Впрочем, не стоит думать, что искусство свято хранило верность многочисленным предписаниям епископов Сикарда и Дуранда; иначе не утратились бы незаметно средства уразумения символического языка и менталитета Средневековья. С одной стороны, нет понимания старых мотивов, с другой – налицо такое современное искусство, которое иначе как профанацией святых мест не назовешь, хотя оно обязано их украшать.

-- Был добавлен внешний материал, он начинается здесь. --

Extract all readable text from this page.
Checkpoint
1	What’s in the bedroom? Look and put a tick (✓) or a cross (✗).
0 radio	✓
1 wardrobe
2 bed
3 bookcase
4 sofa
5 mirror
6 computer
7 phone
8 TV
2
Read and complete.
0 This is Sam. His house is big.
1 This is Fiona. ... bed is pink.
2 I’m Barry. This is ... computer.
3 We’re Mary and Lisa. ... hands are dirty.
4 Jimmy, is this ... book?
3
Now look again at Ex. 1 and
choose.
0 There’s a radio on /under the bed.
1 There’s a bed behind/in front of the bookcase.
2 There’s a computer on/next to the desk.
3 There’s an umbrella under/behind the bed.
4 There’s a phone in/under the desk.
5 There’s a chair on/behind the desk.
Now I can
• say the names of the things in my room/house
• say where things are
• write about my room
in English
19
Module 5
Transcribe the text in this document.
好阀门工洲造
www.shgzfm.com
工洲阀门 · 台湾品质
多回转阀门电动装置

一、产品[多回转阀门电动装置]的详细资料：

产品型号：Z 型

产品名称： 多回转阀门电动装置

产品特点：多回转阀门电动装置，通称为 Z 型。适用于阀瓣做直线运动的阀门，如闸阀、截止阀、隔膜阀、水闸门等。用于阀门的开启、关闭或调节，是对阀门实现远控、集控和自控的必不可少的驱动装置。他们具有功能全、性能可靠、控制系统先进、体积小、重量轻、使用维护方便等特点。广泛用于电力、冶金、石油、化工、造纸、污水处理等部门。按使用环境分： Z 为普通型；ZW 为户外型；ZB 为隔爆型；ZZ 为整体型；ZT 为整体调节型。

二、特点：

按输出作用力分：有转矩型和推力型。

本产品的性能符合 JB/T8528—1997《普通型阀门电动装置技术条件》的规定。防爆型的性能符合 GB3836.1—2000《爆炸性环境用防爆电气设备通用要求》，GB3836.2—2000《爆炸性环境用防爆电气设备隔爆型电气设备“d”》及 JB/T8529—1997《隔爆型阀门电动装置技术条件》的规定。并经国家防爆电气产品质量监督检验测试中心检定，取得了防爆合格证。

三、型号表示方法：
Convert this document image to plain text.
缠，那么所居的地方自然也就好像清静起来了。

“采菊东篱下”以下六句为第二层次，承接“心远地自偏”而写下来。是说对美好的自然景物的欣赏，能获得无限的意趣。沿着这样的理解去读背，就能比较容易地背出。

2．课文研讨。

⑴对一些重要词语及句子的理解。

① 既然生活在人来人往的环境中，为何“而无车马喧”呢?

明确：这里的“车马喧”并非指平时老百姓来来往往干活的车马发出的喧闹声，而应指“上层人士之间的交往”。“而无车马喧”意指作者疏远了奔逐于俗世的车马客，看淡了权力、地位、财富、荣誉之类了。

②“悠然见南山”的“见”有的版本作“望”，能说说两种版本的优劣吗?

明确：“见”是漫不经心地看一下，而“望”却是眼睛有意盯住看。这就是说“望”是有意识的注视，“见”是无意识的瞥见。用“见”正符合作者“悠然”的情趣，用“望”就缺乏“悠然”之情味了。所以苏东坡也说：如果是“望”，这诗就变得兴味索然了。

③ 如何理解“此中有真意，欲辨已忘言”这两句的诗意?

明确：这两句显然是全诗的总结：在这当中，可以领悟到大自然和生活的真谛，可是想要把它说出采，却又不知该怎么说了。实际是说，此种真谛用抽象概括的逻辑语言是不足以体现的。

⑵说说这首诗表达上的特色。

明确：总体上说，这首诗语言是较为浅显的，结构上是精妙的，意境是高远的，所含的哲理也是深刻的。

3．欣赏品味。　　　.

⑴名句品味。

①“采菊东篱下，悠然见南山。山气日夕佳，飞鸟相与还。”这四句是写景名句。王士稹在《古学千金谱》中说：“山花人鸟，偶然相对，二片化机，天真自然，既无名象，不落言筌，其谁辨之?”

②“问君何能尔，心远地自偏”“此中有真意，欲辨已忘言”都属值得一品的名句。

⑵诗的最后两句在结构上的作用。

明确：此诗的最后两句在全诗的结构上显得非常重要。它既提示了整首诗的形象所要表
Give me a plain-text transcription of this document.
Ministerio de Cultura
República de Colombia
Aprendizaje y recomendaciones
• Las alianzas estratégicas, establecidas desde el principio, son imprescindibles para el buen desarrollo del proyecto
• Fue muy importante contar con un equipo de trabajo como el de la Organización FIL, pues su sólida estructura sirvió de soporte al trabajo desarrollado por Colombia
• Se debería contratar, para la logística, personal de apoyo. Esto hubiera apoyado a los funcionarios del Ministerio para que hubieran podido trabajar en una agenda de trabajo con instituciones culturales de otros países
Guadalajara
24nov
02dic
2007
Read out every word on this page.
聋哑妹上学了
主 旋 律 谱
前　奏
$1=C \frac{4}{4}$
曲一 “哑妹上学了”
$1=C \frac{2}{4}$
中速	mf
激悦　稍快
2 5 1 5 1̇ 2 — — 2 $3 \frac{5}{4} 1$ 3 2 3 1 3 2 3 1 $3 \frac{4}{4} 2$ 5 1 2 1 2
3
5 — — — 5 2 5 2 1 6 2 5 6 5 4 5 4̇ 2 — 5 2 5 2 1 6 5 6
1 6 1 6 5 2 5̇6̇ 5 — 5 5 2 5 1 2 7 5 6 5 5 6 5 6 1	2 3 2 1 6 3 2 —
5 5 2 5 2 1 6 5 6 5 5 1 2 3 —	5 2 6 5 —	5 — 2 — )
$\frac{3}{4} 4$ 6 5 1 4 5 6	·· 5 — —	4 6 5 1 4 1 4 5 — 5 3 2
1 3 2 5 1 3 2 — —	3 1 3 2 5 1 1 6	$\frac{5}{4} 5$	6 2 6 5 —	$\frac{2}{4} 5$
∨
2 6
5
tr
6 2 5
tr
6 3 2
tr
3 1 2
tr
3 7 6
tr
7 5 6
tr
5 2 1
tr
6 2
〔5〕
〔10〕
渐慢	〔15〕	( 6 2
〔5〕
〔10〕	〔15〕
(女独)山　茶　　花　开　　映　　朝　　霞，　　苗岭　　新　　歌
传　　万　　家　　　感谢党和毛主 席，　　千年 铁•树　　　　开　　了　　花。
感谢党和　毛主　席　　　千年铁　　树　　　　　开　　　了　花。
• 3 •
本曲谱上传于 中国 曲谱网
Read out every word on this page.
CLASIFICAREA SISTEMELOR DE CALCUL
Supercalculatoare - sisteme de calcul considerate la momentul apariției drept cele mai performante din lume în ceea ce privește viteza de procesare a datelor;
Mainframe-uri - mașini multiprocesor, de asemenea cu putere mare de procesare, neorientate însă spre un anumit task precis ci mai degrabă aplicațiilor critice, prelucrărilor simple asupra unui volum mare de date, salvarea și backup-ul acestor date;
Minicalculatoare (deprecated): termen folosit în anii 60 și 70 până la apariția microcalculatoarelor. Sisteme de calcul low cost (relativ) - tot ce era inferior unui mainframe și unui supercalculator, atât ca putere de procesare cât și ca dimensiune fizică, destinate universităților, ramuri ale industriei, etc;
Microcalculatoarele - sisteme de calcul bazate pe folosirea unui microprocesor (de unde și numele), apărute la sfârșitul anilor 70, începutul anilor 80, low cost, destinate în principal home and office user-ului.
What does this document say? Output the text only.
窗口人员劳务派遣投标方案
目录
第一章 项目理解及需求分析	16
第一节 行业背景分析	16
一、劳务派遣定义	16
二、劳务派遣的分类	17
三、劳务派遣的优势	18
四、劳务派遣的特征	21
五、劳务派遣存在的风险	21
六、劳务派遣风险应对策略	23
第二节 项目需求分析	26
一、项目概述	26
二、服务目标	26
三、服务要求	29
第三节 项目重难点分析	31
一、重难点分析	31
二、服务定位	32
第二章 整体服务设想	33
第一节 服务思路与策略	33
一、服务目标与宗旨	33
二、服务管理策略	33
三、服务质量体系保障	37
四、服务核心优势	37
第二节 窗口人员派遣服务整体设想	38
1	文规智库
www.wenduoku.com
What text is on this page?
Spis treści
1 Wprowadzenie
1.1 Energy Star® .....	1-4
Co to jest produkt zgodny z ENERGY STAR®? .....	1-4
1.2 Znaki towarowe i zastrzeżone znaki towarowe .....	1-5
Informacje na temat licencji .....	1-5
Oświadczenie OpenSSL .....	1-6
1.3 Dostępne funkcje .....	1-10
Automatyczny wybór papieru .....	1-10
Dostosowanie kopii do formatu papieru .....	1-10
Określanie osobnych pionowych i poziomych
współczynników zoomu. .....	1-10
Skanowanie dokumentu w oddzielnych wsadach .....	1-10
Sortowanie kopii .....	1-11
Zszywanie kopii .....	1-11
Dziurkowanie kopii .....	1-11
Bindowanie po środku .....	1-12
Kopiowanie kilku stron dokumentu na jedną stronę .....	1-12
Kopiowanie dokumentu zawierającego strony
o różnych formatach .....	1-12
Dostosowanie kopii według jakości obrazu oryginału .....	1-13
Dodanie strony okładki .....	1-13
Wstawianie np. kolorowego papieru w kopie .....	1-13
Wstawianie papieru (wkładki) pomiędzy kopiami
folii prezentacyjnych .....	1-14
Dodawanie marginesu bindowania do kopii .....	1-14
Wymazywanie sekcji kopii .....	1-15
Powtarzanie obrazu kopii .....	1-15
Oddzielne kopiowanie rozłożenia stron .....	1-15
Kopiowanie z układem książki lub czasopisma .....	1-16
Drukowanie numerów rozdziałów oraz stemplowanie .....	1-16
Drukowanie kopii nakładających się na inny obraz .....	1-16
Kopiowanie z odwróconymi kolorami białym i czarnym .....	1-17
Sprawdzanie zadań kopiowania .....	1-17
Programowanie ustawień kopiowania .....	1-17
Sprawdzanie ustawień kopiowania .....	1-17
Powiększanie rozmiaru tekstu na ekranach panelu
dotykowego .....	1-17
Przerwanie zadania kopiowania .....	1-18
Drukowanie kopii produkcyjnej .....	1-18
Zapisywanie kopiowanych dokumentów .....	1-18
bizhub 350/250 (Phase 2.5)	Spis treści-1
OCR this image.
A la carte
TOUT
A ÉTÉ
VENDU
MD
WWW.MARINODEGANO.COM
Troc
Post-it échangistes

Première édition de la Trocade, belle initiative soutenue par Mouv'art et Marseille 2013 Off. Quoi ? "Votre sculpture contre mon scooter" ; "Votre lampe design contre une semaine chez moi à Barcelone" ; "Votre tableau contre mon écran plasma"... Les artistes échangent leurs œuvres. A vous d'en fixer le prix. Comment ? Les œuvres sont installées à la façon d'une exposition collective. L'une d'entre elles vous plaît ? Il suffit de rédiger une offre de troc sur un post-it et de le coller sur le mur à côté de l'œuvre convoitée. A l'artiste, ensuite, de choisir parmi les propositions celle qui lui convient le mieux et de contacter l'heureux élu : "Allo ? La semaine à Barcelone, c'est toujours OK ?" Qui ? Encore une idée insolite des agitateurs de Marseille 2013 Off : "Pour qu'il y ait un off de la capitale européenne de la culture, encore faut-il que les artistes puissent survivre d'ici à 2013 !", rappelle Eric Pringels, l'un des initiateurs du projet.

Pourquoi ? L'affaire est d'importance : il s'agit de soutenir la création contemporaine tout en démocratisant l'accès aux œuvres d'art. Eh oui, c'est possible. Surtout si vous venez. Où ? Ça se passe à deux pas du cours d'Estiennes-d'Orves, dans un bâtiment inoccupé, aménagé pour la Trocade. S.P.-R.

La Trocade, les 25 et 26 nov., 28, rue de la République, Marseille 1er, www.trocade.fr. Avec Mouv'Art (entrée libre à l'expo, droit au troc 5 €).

И все же остается открытым вопрос: для кого предназначались тексты средневекового литургически-символического богословия? По всей видимости, для читателя образованного, равно как изобразительное искусство – для необразованного зрителя. И если вслед за Зауэром проводить параллели с современностью, то, соответственно, текст самого Зауэра явно рассчитан на не просто образованного, но ученого читателя, в то время как последующие тексты, объединенные под рубрикой, например, «формально-стилистического искусствознания», будут рассчитаны на образованного, но уже не читателя, а художника. И быть может, не обязательно образованного, а просто заинтересованного, которому важно (или полезно) знать, чем он занимается. Очень скоро, впрочем, художники сами начнут объяснять историкам искусства, что такое история искусства…
И после такого вот на самом деле всего лишь изложения источников (снабженного, правда, комментариями) только и начинается, строго говоря, «основная часть», посвященная «отношению между церковной символикой и изобразительным искусством». И эта проблема иначе формулируется как вопрос, можем ли мы рассматривать все вышеприведенные тексты как источники, из которых рождалось искусство, или сами эти тексты – «отзвук произведений искусства»? Вопрос этот, по словам Зауэра, относится к тяжелейшим и подразумевает как выяснение отношений внутри тогдашней литературы, так и поиск связующего звена между письменной и художественной традицией, между искусством и богословием. И если, например, Кайе в качестве основного и исчерпывающего источника рассматривает Писание, жития святых, моральные соображения в сочетании с человеческим знанием и погребальными изображениями, то сам Зауэр в качестве «глубинных источников», формировавших символическое сознание, предполагает рассматривать Литургию, проповедь и духовный театр. Но что же есть тот самый средневековый vademecum, который позволяет пользоваться им в качестве ключа ко всем загадкам тогдашнего искусства, так как он есть одновременно и руководство для художников? Шпрингер видел в такой роли гобелены, литургическую гимнографию и духовный театр, но в качестве основного источника предлагал рассматривать проповедь, конкретно – «Зерцало церковное» Гонория Отенского, подлинный мост между научной и народной традицией. Шпрингер даже назвал «Зерцало» «посредником между притчей и образом»[171].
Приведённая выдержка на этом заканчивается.